Cambridgeshire County Council is poised to bring in a congestion charging scheme as part of a bid for £500M of the government’s Transport Innovation Fund (TIF) cash.
The council’s cabinet has backed a plan put forward by an independent transport commission led by Sir Brian Briscoe, a former chief executive of the Local Government Association.
Cambridgeshire plans to use the cash to fund improvements to public transport and its roads network as well as walking and cycling facilities.
Congestion charging zones would be introduced in Cambridge, but only when congestion reaches an “unacceptable” level. This is expected to be after 2017, after the TIF funded improvements are in place.

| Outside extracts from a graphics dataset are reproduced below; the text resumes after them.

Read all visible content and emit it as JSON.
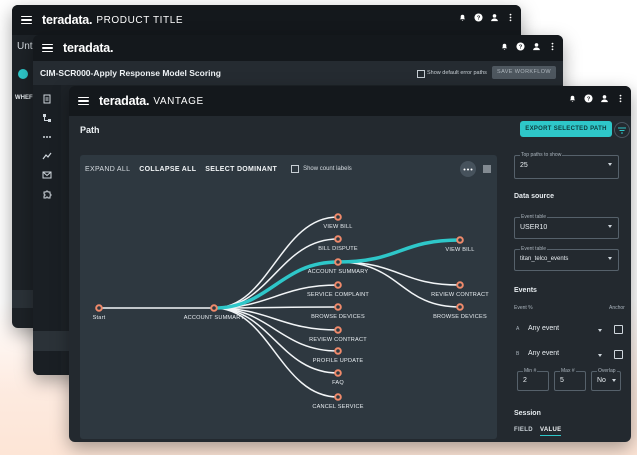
{
  "colors": {
    "accent": "#2ec7c9",
    "node": "#f08a6b",
    "bg": "#23292f",
    "canvas": "#2e3840"
  },
  "window1": {
    "brand": "teradata.",
    "product": "PRODUCT TITLE",
    "tab_partial": "Unt",
    "tab_label_partial": "WHEF"
  },
  "window2": {
    "brand": "teradata.",
    "title": "CIM-SCR000-Apply Response Model Scoring",
    "checkbox_label": "Show default error paths",
    "save_label": "SAVE WORKFLOW"
  },
  "window3": {
    "brand": "teradata.",
    "product": "VANTAGE",
    "page_title": "Path",
    "export_label": "EXPORT SELECTED PATH",
    "toolbar": {
      "expand": "EXPAND ALL",
      "collapse": "COLLAPSE ALL",
      "select": "SELECT DOMINANT",
      "count_labels": "Show count labels"
    },
    "nodes": {
      "start": "Start",
      "account_summary": "ACCOUNT SUMMARY",
      "view_bill": "VIEW BILL",
      "bill_dispute": "BILL DISPUTE",
      "account_summary_2": "ACCOUNT SUMMARY",
      "service_complaint": "SERVICE COMPLAINT",
      "browse_devices": "BROWSE DEVICES",
      "review_contract": "REVIEW CONTRACT",
      "profile_update": "PROFILE UPDATE",
      "faq": "FAQ",
      "cancel_service": "CANCEL SERVICE",
      "view_bill_2": "VIEW BILL",
      "review_contract_2": "REVIEW CONTRACT",
      "browse_devices_2": "BROWSE DEVICES"
    },
    "panel": {
      "top_paths_label": "Top paths to show",
      "top_paths_value": "25",
      "data_source": "Data source",
      "event_table_label": "Event table",
      "event_table_value": "USER10",
      "event_table2_label": "Event table",
      "event_table2_value": "titan_telco_events",
      "events": "Events",
      "event_pct": "Event %",
      "anchor": "Anchor",
      "row_a_letter": "A",
      "row_a_value": "Any event",
      "row_b_letter": "B",
      "row_b_value": "Any event",
      "min_label": "Min #",
      "min_value": "2",
      "max_label": "Max #",
      "max_value": "5",
      "overlap_label": "Overlap",
      "overlap_value": "No",
      "session": "Session",
      "tab_field": "FIELD",
      "tab_value": "VALUE"
    }
  }
}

Cambridgeshire is also asking for early confirmation of government funding for a new £20M station at Chesterton, north of Cambridge. It is hoped construction will start in 2012 − three years earlier than planned.
The final decision
The decision taken by Cambridgeshire County Council’s cabinet will be put to a full council meeting on 13 October before any final decision on a TIF bid is made.
A full bid could be submitted towards the end of 2010, following a public consultation. The Department for Transport’s £2bn TIF has struggled to attract credible bids since it was started in 2008. A huge bid from Manchester City Council failed after local voters rejected plans to introduce a congestion charge.
TIF money has been earmarked for London’s Crossrail project, but the Conservatives have pledged to scrap the fund, while honouring agreements already signed.
TIF has had a difficult journey through government. A huge bid by Manchester was defeated by a public vote last year, and TIF money has been earmarked to pay for Crossrail in the interim.
Cash left unclaimed could be recycled to fund other government schemes, and the Conservatives have promised to scrap the scheme, but would honour any contracts that had already been signed.